Passei por momentos difíceis, mas não sabia como enfrentá-los. Eu tinha uma madrasta afetuosa, mas precisava de um amor que fosse maior que isso. Além disso, eu não gostava do meu aspecto, tentava fazer as coisas igual aos outros só para agradá-los, mesmo quando não eram boas para mim. Nesses momentos, desejei a presença de um amigo que me recordasse o amor, que me dissesse que estava comigo, sempre, a todo momento e todo dia. Um amigo que me dissesse que eu era “o suficiente”, que estava bem assim, um amigo que vencesse tudo. Assim um dia, enquanto estava servindo o almoço na escola, encontrei a Rose na cozinha, de quem eu já tinha ouvido falar pelos outros alunos, mas eu nunca tinha tido a oportunidade de encontrá-la, nem de conversar com ela; achava que fosse só uma “mãe” para os alunos atendidos pela Avsi.

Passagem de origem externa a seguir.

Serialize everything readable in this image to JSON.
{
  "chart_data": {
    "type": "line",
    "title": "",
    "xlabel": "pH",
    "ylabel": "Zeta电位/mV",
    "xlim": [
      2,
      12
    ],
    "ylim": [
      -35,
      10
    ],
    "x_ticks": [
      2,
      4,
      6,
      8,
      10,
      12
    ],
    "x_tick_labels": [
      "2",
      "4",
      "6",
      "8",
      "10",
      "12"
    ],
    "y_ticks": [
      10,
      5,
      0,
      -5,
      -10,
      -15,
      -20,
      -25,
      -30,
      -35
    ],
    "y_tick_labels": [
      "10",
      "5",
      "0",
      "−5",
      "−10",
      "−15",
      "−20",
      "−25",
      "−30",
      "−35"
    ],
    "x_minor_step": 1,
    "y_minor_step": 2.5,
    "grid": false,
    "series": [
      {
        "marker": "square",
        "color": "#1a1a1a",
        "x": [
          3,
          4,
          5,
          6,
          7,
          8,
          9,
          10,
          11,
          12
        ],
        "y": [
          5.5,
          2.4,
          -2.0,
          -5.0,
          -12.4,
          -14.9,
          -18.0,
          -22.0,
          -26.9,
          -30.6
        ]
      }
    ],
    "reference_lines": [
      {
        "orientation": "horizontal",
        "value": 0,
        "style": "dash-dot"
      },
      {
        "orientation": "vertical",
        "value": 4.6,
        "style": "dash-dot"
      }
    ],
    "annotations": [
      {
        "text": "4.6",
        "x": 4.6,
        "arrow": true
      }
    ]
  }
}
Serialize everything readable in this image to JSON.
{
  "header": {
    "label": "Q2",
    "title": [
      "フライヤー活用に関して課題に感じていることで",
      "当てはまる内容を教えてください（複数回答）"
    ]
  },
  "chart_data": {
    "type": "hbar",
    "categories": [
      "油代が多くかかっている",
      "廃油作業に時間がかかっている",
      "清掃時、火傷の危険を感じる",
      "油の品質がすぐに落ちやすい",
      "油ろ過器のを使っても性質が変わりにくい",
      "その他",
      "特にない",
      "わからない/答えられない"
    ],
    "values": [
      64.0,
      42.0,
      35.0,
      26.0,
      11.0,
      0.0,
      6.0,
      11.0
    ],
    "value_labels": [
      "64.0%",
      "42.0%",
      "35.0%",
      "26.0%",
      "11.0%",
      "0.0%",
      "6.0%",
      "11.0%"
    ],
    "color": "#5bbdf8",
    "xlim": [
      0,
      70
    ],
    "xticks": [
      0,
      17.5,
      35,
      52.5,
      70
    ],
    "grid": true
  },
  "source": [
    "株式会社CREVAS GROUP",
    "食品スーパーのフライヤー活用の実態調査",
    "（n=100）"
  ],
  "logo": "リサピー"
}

Encontrá-la foi maravilhoso e deu início a uma série de mudanças na minha vida. Lembro-me das suas primeiras palavras: «Quem é você? Não te conheço». Comecei a falar de mim, contando-lhe tudo, e ela me respondeu: «Você tem um valor». Era uma voz nova que provocava meu coração. Ela me convidou a frequentar a Escola de Comunidade, um lugar onde eu me sentia amada e via os outros como amigos. Da primeira vez que fui, não entendia o que estava acontecendo, já que cantavam até músicas italianas, mas senti uma grande paz, senti uma casa, senti uma família. Isso me levou a voltar de novo e de novo, pois senti uma presença única com esses amigos que continuo encontrando até hoje. Este é um lugar que me dá certeza do meu valor infinito, que não pode ser reduzido a nada. Faz com que eu aprecie a mim mesma, me torna livre. Aqui posso deixar meu coração falar quando me sinto vazia, nos momentos de confusão. Posso me apoiar nesta amizade porque não é falsa. Aqui há alguém que me quer sempre. Nada é comparável a este lugar que encontrei.